'34 yıldır içimiz yanıyor!'
Evren ve Şahinkaya’nın yargılandığı davada olay çıktı, avukatlar ve izleyiciler ‘adalet istiyoruz, darbeciler halka hesap verecek’ sloganlarıyla salonu terk etti.
Alican Uludağ / Cumhuriyet
Darbeci generaller Kenan Evren ve Tahsin Şahinkaya hakkında açılan 12 Eylül davasının 21. duruşması olaylı bitti. Sanıkların diğer ülkelerde olduğu gibi kafes içinde duruşmaya getirilmesi talebini reddeden mahkeme, savcıdan görüş sorunca tartışma yaşandı. Avukatlar, bunun için süre isteyen savcıdan görüş isteme aşamasının geride kaldığını, artık son savunmanın alırıp kararın verilmesini istedi. Mahkeme Başkanı da Evren’e duruşmayı erteleyeceğini, savcının görüşüne karşı ne diyeceğini sorması üzerine avukatlar salonu etme etti.

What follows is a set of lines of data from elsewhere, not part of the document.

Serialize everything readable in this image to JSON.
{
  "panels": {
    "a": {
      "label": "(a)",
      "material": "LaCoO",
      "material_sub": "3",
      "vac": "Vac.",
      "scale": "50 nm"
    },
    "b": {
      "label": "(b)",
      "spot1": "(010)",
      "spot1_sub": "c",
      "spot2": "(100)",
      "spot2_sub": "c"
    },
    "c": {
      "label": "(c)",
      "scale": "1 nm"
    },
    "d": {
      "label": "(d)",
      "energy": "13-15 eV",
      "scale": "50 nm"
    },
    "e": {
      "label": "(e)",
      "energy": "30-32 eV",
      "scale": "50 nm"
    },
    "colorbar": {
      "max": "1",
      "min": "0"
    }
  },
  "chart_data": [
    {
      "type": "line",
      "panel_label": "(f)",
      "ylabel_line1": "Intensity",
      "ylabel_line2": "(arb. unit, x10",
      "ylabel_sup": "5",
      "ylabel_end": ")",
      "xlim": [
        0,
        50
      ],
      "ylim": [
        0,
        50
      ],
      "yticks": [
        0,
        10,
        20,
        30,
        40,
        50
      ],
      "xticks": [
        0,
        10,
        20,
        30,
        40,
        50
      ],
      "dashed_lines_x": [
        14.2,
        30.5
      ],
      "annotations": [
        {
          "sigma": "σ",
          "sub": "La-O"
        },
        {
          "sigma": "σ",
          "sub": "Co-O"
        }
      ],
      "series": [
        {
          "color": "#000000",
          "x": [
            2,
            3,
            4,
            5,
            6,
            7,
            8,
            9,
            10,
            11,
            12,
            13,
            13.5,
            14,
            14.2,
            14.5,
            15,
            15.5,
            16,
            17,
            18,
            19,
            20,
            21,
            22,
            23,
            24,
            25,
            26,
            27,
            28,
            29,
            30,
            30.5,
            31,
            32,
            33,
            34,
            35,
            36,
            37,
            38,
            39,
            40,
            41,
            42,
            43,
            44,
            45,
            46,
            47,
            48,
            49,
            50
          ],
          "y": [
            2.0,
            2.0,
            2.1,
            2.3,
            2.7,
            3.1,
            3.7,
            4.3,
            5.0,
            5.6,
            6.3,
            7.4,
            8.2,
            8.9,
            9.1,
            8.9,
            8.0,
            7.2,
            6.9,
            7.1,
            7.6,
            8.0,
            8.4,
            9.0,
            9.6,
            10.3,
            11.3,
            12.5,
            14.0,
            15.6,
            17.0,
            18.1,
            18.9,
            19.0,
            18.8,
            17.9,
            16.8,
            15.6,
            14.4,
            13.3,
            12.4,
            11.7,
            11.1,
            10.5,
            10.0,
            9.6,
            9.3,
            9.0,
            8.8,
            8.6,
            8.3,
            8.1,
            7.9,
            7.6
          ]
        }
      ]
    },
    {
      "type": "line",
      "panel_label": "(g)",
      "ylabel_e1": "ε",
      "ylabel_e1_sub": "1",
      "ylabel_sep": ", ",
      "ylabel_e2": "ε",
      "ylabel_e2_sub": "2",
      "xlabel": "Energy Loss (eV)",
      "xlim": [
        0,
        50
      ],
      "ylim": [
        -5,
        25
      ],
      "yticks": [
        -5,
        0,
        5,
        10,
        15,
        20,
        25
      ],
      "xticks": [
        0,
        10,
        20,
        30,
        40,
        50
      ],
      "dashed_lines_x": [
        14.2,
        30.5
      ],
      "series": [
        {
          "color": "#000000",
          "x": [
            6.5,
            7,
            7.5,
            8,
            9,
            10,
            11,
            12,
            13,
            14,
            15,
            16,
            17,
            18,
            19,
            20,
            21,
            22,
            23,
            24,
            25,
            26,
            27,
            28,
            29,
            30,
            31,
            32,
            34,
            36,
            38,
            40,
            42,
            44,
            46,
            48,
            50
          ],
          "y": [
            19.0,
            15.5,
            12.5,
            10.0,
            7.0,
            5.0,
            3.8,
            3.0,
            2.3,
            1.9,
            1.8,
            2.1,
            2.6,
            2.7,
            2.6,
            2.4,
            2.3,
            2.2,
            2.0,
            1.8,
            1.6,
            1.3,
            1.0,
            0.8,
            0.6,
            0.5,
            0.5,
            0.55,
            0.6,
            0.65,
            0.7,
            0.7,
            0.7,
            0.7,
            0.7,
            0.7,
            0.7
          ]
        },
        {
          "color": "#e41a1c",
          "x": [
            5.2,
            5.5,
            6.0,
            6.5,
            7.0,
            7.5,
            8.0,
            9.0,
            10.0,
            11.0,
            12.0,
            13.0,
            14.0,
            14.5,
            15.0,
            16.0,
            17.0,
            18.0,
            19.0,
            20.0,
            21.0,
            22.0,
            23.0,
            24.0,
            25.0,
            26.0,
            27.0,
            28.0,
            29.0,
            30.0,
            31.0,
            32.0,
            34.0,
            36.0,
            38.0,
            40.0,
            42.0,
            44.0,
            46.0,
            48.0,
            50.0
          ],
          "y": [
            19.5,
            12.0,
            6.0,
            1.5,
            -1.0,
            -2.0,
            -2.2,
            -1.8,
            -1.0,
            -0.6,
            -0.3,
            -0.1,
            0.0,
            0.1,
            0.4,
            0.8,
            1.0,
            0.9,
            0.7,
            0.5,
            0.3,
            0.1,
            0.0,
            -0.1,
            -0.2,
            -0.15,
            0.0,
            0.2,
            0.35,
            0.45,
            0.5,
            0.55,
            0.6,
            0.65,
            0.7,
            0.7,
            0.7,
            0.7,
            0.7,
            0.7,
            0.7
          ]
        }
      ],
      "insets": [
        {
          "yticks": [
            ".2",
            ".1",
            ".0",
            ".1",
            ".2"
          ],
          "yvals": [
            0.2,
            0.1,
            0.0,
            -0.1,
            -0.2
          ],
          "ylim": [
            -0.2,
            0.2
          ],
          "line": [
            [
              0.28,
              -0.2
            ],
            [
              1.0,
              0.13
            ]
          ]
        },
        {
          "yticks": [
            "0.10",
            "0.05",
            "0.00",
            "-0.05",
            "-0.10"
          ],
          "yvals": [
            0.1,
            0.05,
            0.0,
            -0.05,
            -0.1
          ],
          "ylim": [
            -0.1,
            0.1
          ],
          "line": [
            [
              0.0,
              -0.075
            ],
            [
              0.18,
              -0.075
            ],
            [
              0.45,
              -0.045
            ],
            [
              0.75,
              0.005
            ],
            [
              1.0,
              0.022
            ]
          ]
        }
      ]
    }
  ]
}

Salonda bulunan başta Cumartesi Anneleri olmak üzere tüm izleyiciler, “Adalet, adalet, adalet”, “Gün gelecek, devran dönecek, darbeciler halka hesap verecek” diye haykırarak, salondan ayrıldı. Mahkeme, duruşmayı karar için 18 Haziran’a erteledi.
Özel yetkili mahkemeleri kaldıran düzenlemenin ardından Ankara 10. Ağır Ceza Mahkemesi’ne devredilen 12 Eylül davasının görülmesine devam edildi. Sanıklar Evren ve Şahinkaya’nın tedavi gördükleri hastanelerden telekonferans yoluyla bağlandığı duruşmayı Cumartesi Anneleri de izledi. Anneler, duruşma başında 12 Eylül döneminde kaybedilen, öldürülen veya idam edilen isimlerin resimlerini ellerinde tutarak sanıklara gösterdi. Mahkeme Başkanı Oktay Saday, bu ana ilişkin flaş patlatılmaması şartıyla ailelerin görüntü almasına izin verdi.
Savcının görüşü tartışma çıkardı
Başkan Oktay Saday, Ankara 12. Ağır Ceza Mahkemesi tarafından devredilen 12 Eylül davası dosyasının bulunduğu aşamayı anlatırken, savcının esas hakkındaki mütaalasını sunduğunu, buna karşı sanıkların savunmalarının alınması ve son sözlerinin sorulması aşamasında dosyanın kendi mahkemelerine devredildiğine dikkat çekti. Saday, bu sırada cumhuriyet savcısı Bilal Gündüz’e yargılamaya ilişkin görüşünü sordu. Asıl duruşma savcısının üç günlük mazeret izni aldığını söyleyen savcı Gündüz, dosyanın kapsamı nedeniyle inceleme ve görüş açıklamak için kendisine süre verilmesini istedi. Mahkemenin savcıdan görüşünü sorması salonda usul tartışmasına neden oldu. Müşteki avukatları, özel yetkili mahkemeleri kaldıran yasanın, devredilen dosyaların kaldığı yerden devam edeceğini düzenlediğini, dolayısıyla tekrar savcıya görüşünü sormaya gerek olmadığını bildirdi. Avukatlar, sanıkların son savunmasının alınmasını ve bir karar verilmesini istedi.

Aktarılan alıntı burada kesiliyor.